Years later, and I’m on the other side of the fence leading Xylem Innovation Labs, Xylem’s global corporate innovation team that partners with universities and start-ups with the goal of forming commercial partnerships. When I joined Xylem, I was thrilled to have the opportunity to bring my start-up founder experience to the table to help bridge the gap between start-ups and one of the world’s leading water technology companies.
Well, it turns out I've learned a lot more than expected and regularly share a few key insights with founders. Today, I want to pass along three crucial lessons I wish I knew when partnering with a corporation as a founder.
1) Do your homework!
Before you approach a large company, spend the time to get to know their business. Research the company’s portfolio of technologies and services so you can speak directly to how your technology would fit in.
Is your solution going to be disruptive to their current offerings or is it complementary?
Get to know the company’s target markets and customers. Will your solution help the company better serve current customers or reach new customers?
2) Stand your ground when scoping a pilot agreement
Engineers are curious folks, and when they’re evaluating a new technology, they often want to see how far they can stretch the technology potentially into a novel application. While it’s exciting to have interest and engagement from a big company, take a step back and remind yourself that a commercial pilot project is not a research project!
The purpose of a pilot is to test the solution as-is in its intended application to validate the claims you are making.
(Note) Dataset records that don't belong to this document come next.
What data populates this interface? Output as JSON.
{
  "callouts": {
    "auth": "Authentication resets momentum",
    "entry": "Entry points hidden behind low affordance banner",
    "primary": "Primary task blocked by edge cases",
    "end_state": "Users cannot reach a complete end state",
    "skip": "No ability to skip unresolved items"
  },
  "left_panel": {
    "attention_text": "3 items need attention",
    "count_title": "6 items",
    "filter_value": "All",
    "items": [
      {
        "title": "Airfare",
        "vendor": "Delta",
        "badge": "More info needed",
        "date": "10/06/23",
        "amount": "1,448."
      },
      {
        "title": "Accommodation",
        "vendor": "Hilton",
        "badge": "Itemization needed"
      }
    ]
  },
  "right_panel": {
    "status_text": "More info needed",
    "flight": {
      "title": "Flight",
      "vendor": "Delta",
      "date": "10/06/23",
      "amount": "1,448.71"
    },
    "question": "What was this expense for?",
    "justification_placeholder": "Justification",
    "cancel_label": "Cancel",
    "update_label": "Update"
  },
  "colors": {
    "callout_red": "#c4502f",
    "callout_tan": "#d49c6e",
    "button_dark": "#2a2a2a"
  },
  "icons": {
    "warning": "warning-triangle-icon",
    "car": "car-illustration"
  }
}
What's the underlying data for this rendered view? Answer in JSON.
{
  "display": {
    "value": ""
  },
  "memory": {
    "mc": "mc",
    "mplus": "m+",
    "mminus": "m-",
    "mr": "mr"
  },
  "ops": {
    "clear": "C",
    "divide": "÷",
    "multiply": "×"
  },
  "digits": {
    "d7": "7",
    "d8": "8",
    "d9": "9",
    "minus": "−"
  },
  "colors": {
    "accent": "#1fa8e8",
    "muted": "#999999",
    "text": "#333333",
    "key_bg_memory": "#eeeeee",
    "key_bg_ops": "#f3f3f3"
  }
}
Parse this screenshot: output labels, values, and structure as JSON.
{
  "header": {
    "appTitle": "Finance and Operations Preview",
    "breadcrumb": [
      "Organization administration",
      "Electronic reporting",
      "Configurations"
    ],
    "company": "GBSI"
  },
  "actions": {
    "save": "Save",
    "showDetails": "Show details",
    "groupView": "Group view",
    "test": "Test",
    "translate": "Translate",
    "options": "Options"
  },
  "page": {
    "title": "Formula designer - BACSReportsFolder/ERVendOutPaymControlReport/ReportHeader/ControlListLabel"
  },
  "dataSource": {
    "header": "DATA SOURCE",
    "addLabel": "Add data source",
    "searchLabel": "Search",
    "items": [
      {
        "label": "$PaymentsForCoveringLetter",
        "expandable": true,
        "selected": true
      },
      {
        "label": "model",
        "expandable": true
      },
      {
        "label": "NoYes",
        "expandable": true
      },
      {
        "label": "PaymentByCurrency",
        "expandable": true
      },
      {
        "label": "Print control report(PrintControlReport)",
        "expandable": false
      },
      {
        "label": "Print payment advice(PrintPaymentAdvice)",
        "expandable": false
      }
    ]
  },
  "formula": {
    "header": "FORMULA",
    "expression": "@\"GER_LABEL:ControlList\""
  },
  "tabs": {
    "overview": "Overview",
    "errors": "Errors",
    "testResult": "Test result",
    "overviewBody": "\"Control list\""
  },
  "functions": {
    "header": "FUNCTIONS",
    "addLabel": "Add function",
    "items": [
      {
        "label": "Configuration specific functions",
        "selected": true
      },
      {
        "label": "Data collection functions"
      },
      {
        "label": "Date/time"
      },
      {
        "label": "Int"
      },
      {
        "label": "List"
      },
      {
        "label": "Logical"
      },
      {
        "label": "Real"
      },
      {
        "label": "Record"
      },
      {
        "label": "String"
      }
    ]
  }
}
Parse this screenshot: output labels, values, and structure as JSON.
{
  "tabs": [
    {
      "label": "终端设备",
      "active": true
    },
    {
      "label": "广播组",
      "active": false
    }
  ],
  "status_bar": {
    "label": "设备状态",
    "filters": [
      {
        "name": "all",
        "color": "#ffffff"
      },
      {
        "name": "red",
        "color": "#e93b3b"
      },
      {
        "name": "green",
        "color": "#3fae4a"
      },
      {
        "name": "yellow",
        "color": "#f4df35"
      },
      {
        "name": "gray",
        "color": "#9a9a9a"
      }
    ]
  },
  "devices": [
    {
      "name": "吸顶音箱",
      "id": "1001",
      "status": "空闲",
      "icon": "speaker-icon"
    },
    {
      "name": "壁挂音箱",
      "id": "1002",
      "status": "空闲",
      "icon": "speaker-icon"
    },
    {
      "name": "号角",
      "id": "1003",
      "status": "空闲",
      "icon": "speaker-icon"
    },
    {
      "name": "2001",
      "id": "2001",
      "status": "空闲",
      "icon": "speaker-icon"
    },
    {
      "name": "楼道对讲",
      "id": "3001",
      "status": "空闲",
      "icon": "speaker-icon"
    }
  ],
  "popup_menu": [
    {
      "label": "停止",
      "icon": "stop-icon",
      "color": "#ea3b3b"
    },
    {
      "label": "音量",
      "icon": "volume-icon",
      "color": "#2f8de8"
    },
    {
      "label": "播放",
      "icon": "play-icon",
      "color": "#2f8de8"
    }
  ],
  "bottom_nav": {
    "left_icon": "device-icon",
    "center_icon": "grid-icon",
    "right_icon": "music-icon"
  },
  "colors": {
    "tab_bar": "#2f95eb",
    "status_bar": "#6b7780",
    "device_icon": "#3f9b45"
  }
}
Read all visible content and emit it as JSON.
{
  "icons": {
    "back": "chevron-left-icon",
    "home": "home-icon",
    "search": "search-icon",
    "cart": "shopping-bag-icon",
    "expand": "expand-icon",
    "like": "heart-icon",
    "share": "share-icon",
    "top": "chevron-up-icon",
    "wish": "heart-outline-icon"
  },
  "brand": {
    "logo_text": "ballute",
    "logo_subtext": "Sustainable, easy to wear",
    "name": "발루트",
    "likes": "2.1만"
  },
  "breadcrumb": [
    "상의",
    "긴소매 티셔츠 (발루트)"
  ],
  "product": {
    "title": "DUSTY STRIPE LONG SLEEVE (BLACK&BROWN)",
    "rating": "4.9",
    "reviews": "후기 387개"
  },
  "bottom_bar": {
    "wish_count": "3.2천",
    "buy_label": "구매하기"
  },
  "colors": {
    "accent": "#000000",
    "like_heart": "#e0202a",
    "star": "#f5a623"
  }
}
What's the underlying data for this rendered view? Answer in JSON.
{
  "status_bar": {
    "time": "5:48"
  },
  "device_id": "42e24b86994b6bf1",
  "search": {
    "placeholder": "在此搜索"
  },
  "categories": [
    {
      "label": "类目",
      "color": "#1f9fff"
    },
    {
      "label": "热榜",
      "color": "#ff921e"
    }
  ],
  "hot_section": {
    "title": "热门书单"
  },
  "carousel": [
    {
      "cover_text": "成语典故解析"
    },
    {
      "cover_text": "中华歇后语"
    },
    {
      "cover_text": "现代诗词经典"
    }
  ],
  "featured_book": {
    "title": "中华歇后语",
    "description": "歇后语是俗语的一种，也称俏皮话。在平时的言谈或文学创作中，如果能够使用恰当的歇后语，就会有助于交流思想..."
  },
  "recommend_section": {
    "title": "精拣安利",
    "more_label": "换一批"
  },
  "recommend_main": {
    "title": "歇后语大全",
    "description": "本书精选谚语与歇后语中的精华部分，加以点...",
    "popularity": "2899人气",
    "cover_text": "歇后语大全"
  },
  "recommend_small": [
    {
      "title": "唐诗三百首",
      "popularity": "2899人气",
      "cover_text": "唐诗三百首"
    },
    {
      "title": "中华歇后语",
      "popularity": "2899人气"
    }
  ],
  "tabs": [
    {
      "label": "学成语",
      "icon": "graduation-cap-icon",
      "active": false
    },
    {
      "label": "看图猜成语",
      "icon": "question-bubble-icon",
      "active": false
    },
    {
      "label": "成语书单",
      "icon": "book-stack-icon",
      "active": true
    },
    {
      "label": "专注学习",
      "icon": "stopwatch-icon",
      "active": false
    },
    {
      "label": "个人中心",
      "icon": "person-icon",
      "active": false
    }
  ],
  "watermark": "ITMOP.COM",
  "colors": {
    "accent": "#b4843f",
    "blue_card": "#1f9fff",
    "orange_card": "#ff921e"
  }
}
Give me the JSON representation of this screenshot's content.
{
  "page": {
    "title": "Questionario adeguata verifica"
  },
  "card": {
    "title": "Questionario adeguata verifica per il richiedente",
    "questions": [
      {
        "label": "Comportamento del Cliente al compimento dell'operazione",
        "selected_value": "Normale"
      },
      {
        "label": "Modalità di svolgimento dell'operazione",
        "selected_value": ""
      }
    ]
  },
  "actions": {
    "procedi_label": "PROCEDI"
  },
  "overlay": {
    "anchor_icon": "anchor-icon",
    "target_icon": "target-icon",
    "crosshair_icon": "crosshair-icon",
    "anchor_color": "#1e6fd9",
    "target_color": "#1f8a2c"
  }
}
Make sure there are clear objectives, success metrics, and an understanding of what happens should those metrics be achieved. If that goes well and the technology is validated as agreed by all parties, then you can decide whether to try an alternative use-case.
3) Remember that corporate employees are people, too
Corporations are made up of people! The best thing you can do is build relationships with people in the organisation and be curious. Ask for help navigating the organisational structure so you are speaking to the right person, in the right department.
Ask how collaborating can help them be successful in their role as a product manager, R&D engineer, salesperson, etc. Oh, and speaking of interpersonal relationships – don’t be afraid to pick up the phone! A lost art, but still one that’s appreciated in the water and wastewater sector.
Working with a corporation can be intimidating but like with any collaboration it starts with being open minded and prepared. If you’re interested in working with a corporation, start with these three tips, and I guarantee it’ll get you far.
- Sivan Zamir is the VP of Xylem Innovation Labs.